Additionally, if I refuse blessings or gifts offered to me and my family, I am refusing the opportunity for God to bless me through these people.  This one is so hard to accept.  When we found out that we were going to Mayo in Minnesota, so many people offered us either money or airline flights for the trip.  People that I rarely even talk to came forth in this.  I turned them all down.  Then my sister found my soft spot: she paid for a deep clean house cleaning.  She knew that I neither had the energy or the time to do my own housework.  What she didn’t know is that my usual cleaning goddess was out of state to care for her sick sister and couldn’t clean my house.  But, God knew that.  It’s harder to accept the “bigger ticket” things because we are not in the poor house.  Pride is also a factor.  So much so, that in even discussing this, I feel like I have a hand out asking for something.  What I need to work hard to remember is that God can well be using these people to bless us.  Someone else, out of the blue, approached me and offered us her ranch house for a weekend.  She didn’t say why.  She just did it.  I know why.

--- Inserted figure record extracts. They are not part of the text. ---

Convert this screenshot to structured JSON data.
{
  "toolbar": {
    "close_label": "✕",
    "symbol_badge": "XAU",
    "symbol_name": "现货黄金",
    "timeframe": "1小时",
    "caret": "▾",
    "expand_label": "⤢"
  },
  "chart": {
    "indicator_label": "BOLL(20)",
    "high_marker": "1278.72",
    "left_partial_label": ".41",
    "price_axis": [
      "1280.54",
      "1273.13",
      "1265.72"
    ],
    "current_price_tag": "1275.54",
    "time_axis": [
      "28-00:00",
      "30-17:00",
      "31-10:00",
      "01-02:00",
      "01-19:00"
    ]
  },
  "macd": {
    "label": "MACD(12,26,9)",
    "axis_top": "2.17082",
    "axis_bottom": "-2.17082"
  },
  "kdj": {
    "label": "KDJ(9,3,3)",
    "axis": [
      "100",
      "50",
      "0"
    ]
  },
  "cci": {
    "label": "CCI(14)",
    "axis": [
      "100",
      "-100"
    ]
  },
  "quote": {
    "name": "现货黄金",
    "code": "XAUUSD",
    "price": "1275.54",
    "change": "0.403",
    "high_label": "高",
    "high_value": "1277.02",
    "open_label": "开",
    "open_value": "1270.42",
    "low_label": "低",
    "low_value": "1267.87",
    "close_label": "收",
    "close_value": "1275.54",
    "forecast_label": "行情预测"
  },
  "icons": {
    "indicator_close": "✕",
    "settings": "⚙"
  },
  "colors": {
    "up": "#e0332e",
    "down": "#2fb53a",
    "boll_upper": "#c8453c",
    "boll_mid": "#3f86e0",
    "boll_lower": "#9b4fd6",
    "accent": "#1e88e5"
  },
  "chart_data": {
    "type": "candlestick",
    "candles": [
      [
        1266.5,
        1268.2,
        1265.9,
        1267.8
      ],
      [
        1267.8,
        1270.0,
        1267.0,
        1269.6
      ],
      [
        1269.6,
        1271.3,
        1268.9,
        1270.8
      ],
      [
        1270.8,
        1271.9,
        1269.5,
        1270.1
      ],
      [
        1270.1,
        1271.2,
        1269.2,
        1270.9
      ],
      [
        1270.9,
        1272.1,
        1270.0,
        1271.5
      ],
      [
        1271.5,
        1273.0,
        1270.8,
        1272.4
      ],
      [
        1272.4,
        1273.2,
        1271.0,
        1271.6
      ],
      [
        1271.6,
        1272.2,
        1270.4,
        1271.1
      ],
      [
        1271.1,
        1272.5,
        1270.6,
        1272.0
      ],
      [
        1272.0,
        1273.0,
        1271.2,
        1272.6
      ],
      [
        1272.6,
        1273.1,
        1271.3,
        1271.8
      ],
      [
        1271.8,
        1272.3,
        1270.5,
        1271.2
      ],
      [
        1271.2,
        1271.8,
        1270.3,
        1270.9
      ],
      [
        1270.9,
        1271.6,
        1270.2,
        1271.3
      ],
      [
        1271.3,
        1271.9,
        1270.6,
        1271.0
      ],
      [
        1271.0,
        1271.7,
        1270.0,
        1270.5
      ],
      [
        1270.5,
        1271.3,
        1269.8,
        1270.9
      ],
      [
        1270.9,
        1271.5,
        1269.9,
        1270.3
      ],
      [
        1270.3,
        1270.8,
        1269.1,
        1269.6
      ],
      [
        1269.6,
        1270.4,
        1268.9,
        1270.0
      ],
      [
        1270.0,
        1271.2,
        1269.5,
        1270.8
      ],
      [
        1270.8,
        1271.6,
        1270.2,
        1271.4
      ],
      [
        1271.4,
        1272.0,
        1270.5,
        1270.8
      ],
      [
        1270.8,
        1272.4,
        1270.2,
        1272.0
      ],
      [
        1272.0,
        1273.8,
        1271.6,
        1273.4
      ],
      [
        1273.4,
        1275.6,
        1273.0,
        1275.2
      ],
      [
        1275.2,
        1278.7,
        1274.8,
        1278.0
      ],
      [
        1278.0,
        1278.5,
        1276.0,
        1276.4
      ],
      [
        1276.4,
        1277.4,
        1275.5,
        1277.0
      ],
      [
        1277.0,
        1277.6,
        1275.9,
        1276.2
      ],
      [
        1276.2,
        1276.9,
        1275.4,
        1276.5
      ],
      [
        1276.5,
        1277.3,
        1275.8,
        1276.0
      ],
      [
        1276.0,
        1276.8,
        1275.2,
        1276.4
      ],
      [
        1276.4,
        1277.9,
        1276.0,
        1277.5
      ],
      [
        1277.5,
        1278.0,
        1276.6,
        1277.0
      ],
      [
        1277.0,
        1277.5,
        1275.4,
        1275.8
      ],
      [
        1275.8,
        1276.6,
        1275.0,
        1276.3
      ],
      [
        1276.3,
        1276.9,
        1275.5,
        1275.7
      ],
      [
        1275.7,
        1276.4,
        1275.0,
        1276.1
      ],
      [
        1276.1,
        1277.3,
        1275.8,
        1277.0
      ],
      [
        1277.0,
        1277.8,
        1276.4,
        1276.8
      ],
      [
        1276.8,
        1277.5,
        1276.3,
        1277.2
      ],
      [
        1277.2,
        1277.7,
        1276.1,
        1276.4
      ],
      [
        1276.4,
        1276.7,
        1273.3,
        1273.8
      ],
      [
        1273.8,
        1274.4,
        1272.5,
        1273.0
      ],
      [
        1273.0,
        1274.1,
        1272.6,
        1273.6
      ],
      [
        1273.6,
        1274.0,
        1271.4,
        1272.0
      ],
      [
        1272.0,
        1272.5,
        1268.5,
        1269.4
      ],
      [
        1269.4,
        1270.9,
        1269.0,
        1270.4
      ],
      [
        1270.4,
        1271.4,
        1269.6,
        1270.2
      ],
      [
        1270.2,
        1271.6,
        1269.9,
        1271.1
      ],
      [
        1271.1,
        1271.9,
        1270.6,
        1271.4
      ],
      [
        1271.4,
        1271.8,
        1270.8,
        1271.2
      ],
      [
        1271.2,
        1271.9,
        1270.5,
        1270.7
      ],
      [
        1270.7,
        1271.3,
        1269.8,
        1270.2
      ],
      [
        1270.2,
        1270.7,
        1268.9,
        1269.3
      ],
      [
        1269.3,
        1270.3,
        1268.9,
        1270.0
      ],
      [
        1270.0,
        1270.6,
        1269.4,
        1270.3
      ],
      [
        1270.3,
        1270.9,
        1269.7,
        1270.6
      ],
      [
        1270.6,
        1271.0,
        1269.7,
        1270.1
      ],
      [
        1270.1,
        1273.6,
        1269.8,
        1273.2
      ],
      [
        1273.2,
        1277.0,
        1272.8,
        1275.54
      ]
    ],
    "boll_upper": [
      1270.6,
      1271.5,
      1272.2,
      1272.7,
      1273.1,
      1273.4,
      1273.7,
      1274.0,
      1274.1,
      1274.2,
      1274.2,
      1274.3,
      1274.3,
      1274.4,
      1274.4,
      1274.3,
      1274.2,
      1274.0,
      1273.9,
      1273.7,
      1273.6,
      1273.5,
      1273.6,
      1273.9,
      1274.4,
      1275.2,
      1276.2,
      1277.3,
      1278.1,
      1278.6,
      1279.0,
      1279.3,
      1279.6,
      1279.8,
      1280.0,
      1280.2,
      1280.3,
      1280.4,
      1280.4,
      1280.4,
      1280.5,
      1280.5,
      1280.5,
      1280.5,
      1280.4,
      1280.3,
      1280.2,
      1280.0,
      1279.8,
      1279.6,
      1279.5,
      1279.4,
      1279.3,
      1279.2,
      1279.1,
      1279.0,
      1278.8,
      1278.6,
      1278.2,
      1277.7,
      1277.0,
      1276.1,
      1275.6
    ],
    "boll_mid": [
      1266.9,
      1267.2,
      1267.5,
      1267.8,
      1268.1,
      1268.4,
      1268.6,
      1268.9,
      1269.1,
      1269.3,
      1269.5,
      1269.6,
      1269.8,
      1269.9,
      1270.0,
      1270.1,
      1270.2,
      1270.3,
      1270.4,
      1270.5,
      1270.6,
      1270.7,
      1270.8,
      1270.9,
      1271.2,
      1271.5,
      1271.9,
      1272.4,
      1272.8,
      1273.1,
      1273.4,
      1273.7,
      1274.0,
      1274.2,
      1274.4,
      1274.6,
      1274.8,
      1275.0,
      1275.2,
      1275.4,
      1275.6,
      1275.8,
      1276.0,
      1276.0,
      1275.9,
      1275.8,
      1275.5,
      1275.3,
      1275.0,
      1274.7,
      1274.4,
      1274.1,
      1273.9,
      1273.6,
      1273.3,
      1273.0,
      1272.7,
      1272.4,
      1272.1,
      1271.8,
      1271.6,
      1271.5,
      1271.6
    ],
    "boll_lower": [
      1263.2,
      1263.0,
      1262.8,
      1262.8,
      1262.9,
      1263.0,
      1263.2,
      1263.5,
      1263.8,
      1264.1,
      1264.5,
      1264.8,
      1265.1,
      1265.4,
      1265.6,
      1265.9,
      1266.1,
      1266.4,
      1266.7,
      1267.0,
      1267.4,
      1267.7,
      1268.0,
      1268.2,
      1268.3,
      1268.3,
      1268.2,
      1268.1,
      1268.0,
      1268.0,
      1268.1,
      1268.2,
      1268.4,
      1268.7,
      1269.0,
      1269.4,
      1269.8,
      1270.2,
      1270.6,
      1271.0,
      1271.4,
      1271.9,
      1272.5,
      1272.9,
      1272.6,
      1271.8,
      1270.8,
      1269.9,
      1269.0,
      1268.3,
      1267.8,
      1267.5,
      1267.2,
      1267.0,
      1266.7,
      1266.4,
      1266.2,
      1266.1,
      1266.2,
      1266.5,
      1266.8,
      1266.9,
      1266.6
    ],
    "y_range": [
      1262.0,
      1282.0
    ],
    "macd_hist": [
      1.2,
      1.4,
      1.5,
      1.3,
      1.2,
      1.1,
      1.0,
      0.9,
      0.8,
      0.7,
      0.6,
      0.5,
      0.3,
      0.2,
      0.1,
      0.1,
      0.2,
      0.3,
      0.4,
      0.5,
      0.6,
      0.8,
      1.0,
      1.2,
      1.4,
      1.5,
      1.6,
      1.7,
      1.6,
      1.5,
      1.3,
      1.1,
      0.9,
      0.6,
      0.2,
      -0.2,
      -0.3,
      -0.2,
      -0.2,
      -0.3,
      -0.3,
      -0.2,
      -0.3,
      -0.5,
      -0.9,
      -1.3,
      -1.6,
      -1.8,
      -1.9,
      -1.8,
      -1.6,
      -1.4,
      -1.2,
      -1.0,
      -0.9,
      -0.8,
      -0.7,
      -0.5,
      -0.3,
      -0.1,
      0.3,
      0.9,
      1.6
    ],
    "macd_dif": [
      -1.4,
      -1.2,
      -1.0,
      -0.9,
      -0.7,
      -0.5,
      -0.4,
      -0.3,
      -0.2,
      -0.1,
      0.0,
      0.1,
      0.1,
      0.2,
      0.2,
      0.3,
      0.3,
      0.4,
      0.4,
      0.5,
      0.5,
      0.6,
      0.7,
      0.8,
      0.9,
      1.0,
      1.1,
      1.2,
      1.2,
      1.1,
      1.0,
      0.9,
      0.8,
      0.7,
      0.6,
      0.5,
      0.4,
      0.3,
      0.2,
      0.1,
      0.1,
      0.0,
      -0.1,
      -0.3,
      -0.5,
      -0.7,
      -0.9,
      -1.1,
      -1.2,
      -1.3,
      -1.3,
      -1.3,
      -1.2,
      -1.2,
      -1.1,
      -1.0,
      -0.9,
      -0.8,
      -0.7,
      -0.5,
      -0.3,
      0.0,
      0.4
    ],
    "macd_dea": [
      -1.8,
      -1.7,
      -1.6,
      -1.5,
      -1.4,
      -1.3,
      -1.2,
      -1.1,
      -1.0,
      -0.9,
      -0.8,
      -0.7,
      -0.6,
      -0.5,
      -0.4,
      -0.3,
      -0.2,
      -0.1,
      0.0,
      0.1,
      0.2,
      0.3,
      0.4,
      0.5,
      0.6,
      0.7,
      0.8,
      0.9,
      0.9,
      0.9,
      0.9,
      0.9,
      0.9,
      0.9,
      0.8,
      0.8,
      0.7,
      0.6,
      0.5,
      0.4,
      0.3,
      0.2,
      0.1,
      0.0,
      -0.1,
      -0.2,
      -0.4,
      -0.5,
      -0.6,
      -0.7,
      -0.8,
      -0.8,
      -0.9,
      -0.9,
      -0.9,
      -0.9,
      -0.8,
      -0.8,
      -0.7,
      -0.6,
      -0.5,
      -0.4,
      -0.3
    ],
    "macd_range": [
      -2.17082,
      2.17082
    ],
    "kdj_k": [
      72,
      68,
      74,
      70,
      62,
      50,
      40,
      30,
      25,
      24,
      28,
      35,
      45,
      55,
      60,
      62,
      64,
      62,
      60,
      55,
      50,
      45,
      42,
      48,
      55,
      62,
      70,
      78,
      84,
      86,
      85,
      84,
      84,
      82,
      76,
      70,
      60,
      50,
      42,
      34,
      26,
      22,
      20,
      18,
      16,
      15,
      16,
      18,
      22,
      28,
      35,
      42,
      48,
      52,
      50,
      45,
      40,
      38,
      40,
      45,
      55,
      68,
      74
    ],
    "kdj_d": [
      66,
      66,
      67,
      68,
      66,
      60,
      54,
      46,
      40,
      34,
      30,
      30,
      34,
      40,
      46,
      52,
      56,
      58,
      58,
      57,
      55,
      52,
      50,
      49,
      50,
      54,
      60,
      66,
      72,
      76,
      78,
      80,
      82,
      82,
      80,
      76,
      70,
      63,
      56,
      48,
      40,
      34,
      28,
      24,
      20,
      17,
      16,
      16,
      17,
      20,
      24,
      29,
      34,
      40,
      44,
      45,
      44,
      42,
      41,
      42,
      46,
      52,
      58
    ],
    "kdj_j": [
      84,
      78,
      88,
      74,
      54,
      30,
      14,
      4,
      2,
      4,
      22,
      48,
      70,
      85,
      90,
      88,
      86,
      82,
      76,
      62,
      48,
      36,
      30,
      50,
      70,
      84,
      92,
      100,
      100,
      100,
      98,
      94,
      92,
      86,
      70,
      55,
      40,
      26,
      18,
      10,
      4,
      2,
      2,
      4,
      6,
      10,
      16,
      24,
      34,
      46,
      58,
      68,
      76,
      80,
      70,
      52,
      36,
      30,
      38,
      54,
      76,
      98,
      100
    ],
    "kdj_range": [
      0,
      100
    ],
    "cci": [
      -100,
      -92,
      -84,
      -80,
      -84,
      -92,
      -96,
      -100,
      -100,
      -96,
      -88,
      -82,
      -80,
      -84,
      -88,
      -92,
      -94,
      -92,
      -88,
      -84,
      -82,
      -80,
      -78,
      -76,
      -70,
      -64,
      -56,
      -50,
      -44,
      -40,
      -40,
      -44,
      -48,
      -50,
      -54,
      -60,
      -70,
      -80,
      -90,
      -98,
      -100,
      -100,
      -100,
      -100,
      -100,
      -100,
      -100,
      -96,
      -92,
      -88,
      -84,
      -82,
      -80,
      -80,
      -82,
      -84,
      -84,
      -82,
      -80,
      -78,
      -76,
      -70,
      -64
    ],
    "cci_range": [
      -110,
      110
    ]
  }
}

So, when I come back around to my original statement of not seeing God’s work lately in my life, I think it comes from a place of timidity.  I hesitate in saying that this is always God’s handiwork.  Why is that?  Why do I resist the idea that God would consistently work this way in my life?  Or maybe I am just scared of you getting tired of hearing the same thing over and over again.  I’ve talked several times already about how God has ministered to me through other people.  So, there is the guilt.  It stems from a refusal or hesitancy to openly, consistently, and gloriously proclaim God’s blessings as indeed divine.  I’m caring more about what you think than what God thinks.
It is time to repent!  My dear family, sisters, prayer warriors, and friends, you have most assuredly been used!  God uses you to minister to and to bless me and my family through your continuous, thoughtful, and specific prayers.  God uses you to generously bless us emotionally, spiritually, and materially and in ways I never thought of.  God uses you to teach me humility.  God uses you to show me his lovingkindness and steadfast faithfulness.  Thank you.